Wednesday, November 28, 2007

Financial Firms Hunt for cash

As Citigroup Inc. was dealing with billions of dollars in subprime bad credit mortgage-related losses and the departure of Chief Executive Charles Prince, it got an unexpected call from a prominent investment banker suggesting a merger with Bank of America Corp.
Citigroup's board dismissed the informal approach "totally out of hand," and no discussions have taken place, says a person familiar with the matter. "When you're looking for a CEO, that's no time for a transaction," this person says.
Bank of America says it never authorized a formal overture to Citigroup.

Citigroup's board, meanwhile, gave a green light to a smaller transaction -- a $7.5 billion capital infusion from an investment arm of the Abu Dhabi government. In exchange, the Abu Dhabi Investment Authority will receive a 4.9% stake in the form of convertible stock.
More broadly, the Abu Dhabi deal shows that after years of doling out money to corporate clients and consumers, financial companies now need some fresh cash of their own.
Faced with massive losses linked to the subprime-mortgage crisis and accompanying credit crunch, several of the nation's financial institutions -- from Wall Street investment firms to bond insurers -- are assessing their need for new sources of capital. And they are likely to intensify their fledgling efforts in coming months amid signs that they could face billions of dollars in additional losses as the mortgage-market fallout persists.

"It's a bitter pill to swallow to admit that the problems in the market have reached the point that companies that traditionally could fund themselves now need external sources of capital," says David Honold, who invests in financial stocks at Turner Investment Partners in Berwyn, Pa.

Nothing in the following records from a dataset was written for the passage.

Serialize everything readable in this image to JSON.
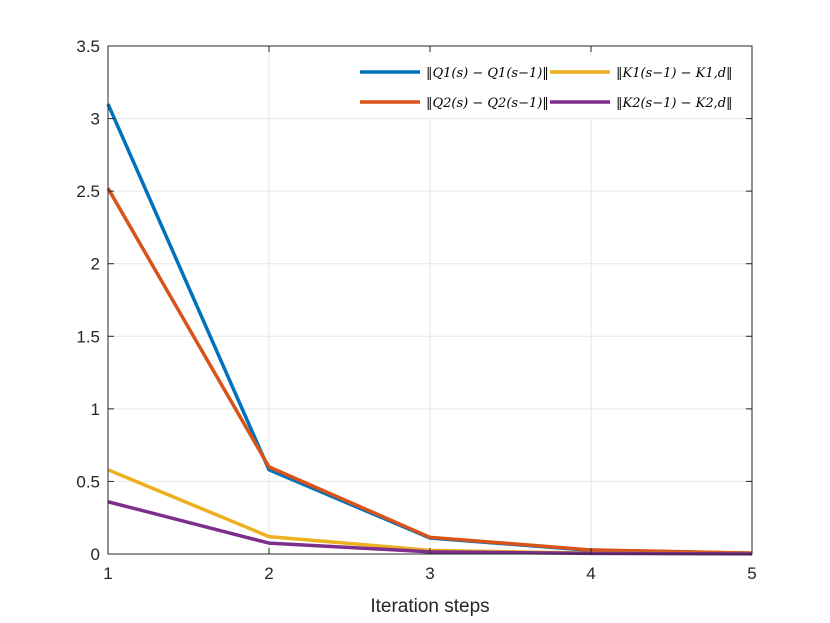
{
  "chart_data": {
    "type": "line",
    "title": "",
    "xlabel": "Iteration steps",
    "ylabel": "",
    "x": [
      1,
      2,
      3,
      4,
      5
    ],
    "xlim": [
      1,
      5
    ],
    "ylim": [
      0,
      3.5
    ],
    "xticks": [
      "1",
      "2",
      "3",
      "4",
      "5"
    ],
    "yticks": [
      "0",
      "0.5",
      "1",
      "1.5",
      "2",
      "2.5",
      "3",
      "3.5"
    ],
    "grid": true,
    "legend_position": "top-right",
    "series": [
      {
        "name": "‖Q1(s) − Q1(s−1)‖",
        "color": "#0072BD",
        "values": [
          3.1,
          0.58,
          0.11,
          0.025,
          0.005
        ]
      },
      {
        "name": "‖Q2(s) − Q2(s−1)‖",
        "color": "#D95319",
        "values": [
          2.52,
          0.6,
          0.115,
          0.028,
          0.006
        ]
      },
      {
        "name": "‖K1(s−1) − K1,d‖",
        "color": "#EDB120",
        "values": [
          0.58,
          0.12,
          0.025,
          0.006,
          0.002
        ]
      },
      {
        "name": "‖K2(s−1) − K2,d‖",
        "color": "#7E2F8E",
        "values": [
          0.36,
          0.075,
          0.015,
          0.004,
          0.001
        ]
      }
    ]
  }
}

Of course, one way to tap external capital is to merge operations. The merger boom that fizzled out this summer was driven by cheap and plentiful financing in the debt markets and a booming stock market. With credit increasingly tight and the stock market looking shakier, Wall Street may now see a round of opportunistic deal making.

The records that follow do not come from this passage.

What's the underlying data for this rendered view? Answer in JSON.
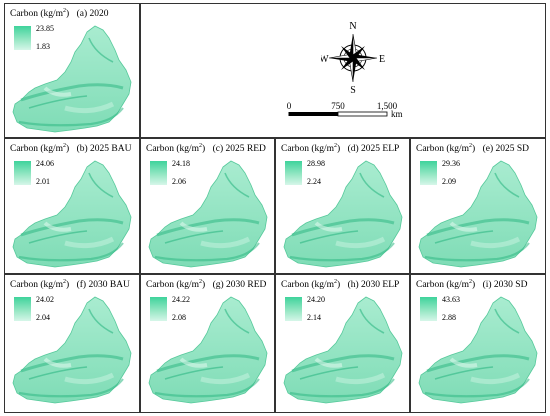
{
  "legend_title_prefix": "Carbon (kg/m",
  "legend_title_sup": "2",
  "legend_title_suffix": ")",
  "panels": [
    {
      "id": "a",
      "label": "(a) 2020",
      "max": "23.85",
      "min": "1.83"
    },
    {
      "id": "b",
      "label": "(b) 2025 BAU",
      "max": "24.06",
      "min": "2.01"
    },
    {
      "id": "c",
      "label": "(c) 2025 RED",
      "max": "24.18",
      "min": "2.06"
    },
    {
      "id": "d",
      "label": "(d) 2025 ELP",
      "max": "28.98",
      "min": "2.24"
    },
    {
      "id": "e",
      "label": "(e) 2025 SD",
      "max": "29.36",
      "min": "2.09"
    },
    {
      "id": "f",
      "label": "(f) 2030 BAU",
      "max": "24.02",
      "min": "2.04"
    },
    {
      "id": "g",
      "label": "(g) 2030 RED",
      "max": "24.22",
      "min": "2.08"
    },
    {
      "id": "h",
      "label": "(h) 2030 ELP",
      "max": "24.20",
      "min": "2.14"
    },
    {
      "id": "i",
      "label": "(i) 2030 SD",
      "max": "43.63",
      "min": "2.88"
    }
  ],
  "compass": {
    "n": "N",
    "s": "S",
    "e": "E",
    "w": "W"
  },
  "scale_bar": {
    "ticks": [
      "0",
      "750",
      "1,500"
    ],
    "unit": "km"
  },
  "colors": {
    "high": "#3fd39c",
    "low": "#d6f6e9",
    "border": "#333333"
  }
}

Bank of America, based in Charlotte, N.C., has long been one of the most opportunistic acquirers in the banking industry. In the past couple of years, it has scooped up retail bank FleetBoston Financial Corp., credit-card issuer MBNA Corp., wealth-management firm U.S. Trust Co. and, most recently, LaSalle Bank.

This wasn't the first time Citigroup received an overture involving Bank of America; it got a feeler from the bank several months ago, according to a person familiar with the matter. The latest one, though, was quickly disavowed. "Bank of America did not authorize any investment banker to approach any company over the last six weeks," a Bank of America spokesman said.